Harold Monro (Harold Edward Monro) Biography
(1879–1932), (Harold Edward Monro), Proposals for a Voluntary Nobility, The Chronicle of a Pilgrimage, Poetry Review
British poetand publisher, born in Brussels; he moved to Somerset in 1886, and was educated at Caius College, Cambridge. After a period of poultry farming in Ireland, he established the Samurai Press in Haslemere, Surrey; its publications include his prose treatise Proposals for a Voluntary Nobility (1907) and verse by John Drinkwater and Wilfrid Gibson. His subsequent travels in Europe resulted in The Chronicle of a Pilgrimage (1909), an account of a journey from Paris to Milan on foot. In 1911 he settled in London and founded Poetry Review in 1912. He opened The Poetry Bookshop in Bloomsbury in 1913 to serve as a publishing house, a retail outlet, and a venue for readings; the best-known of its many publications is the Georgian Poetry series.
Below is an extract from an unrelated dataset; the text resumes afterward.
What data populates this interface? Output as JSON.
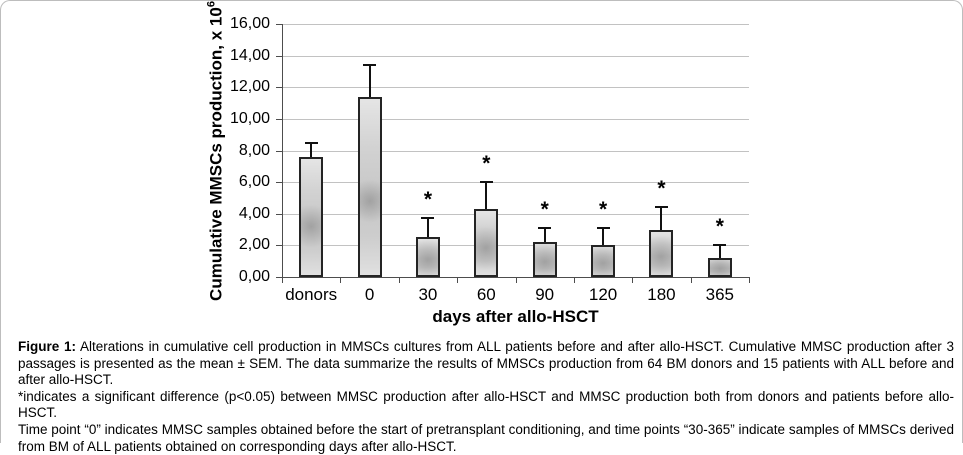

Monro came to be regarded as a spokesman for poetry and was much in demand as a public speaker. Much of his poetry is classifiable as Georgian in its descriptive celebrations of the countryside as a liberating antidote to the dispiriting effects of London. Numerous poems are, however, based on unsentimental social observations of the city. His collections include Poems (1906), Before Dawn (1911), The Earth for Sale (1928), and Elm Angel (1930). Collected Poems (1933) carried an introduction by T. S. Eliot, who wrote of Monro's ‘sincere and tormented introspection’, a quality most apparent in the harrowingly phantasmagoric late poem ‘Bitter Sanctuary’. Joy Grant's Harold Monro and the Poetry Bookshop (1967) is a biographical and critical study.